Our View: It’s a positive note that should have been diligently treaded by OIA since 1993 when it decided to trash partnership altogether.

It is refreshing to hear the new OIA helmsman Ferdinand (Danny) Aranza taking the lead to rebuild a broken bridge once used by both sides of the Pacific to bring issues of mutual interest under discussion.

It is especially refreshing that OIA will focus its attention on economic issues to assist the CNMI–what has and continues to be its fiduciary responsibility–attain not only a higher standard of living but a progressive standard of living. However the Clinton administration may be lame duck at this juncture, Aranza is tasked to demonstrate to this group of US Citizens that the “economic good times” doesn’t “leave anybody behind”, CNMI included.

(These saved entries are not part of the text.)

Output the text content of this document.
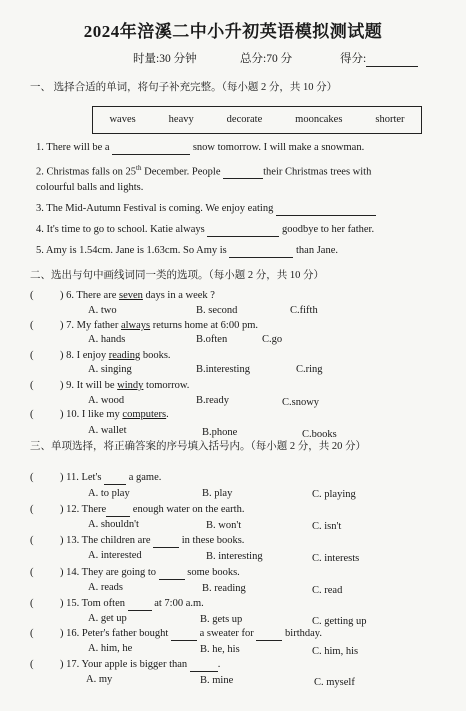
2024年涪溪二中小升初英语模拟测试题
时量:30 分钟	总分:70 分	得分:
一、 选择合适的单词，将句子补充完整。（每小题 2 分，共 10 分）
waves	heavy	decorate	mooncakes	shorter
1. There will be a	snow tomorrow. I will make a snowman.
2. Christmas falls on 25th December. People	their Christmas trees with
colourful balls and lights.
3. The Mid-Autumn Festival is coming. We enjoy eating
4. It's time to go to school. Katie always	goodbye to her father.
5. Amy is 1.54cm. Jane is 1.63cm. So Amy is	than Jane.
二、选出与句中画线词同一类的选项。（每小题 2 分，共 10 分）
(	) 6. There are seven days in a week ?
A. two	B. second	C.fifth
(	) 7. My father always returns home at 6:00 pm.
A. hands	B.often	C.go
(	) 8. I enjoy reading books.
A. singing	B.interesting	C.ring
(	) 9. It will be windy tomorrow.
A. wood	B.ready	C.snowy
(	) 10. I like my computers.
A. wallet	B.phone	C.books
三、单项选择，将正确答案的序号填入括号内。（每小题 2 分，共 20 分）
(	) 11. Let's	a game.
A. to play	B. play	C. playing
(	) 12. There	enough water on the earth.
A. shouldn't	B. won't	C. isn't
(	) 13. The children are	in these books.
A. interested	B. interesting	C. interests
(	) 14. They are going to	some books.
A. reads	B. reading	C. read
(	) 15. Tom often	at 7:00 a.m.
A. get up	B. gets up	C. getting up
(	) 16. Peter's father bought	a sweater for	birthday.
A. him, he	B. he, his	C. him, his
(	) 17. Your apple is bigger than	.
A. my	B. mine	C. myself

Equally important in rebuilding this partnership is the ability of the Clinton administration to exercise the equal application of federal policy to any and all insular areas. In other words, it can’t play favorite by granting American Samoa an industry wage yet take the punitive attitude to do otherwise with the CNMI. Both places have the service and manufacturing industries to strengthen and refine in its dedicated efforts to improve locally generated revenues.

Here at home, local leadership must equally be proactive in the enforcement of laws, an area that definitely leaves much to be desired. Furthermore, we seem to have neglected addressing and resolving qualitative issues that affect our people since the bubble years of the local economy. We never prepared for that rainy day and that rainy day has descended on these isles since three years ago. Revenue has plummeted from a projected $246 million to $210 million for the new fiscal year and still sliding further south.

It is dizzying how we’ve allowed–with our grand sense of mañana–some 2000-plus tourist related businesses to shut their doors permanently. We had the agility to tax them to death with umpteen number of strangling regulations and crumble to pieces in our own fragility when local revenue generation took a major slide into the thirty percentile in the tourism industry.

The uncertainties and instability of the CNMI as an investment venue so planted in the minds of prospective investors revolving around OIA’s federal takeover bid have definitely derailed any decency in encouraging last investments. Local government must buckle down to assisting midsize and small businesses with economic stimulus plans in addition to addressing and resolving qualitative issues of the people it promises to render brighter tomorrows under its tutorship. This is the time to do it. Si Yuus Maase`!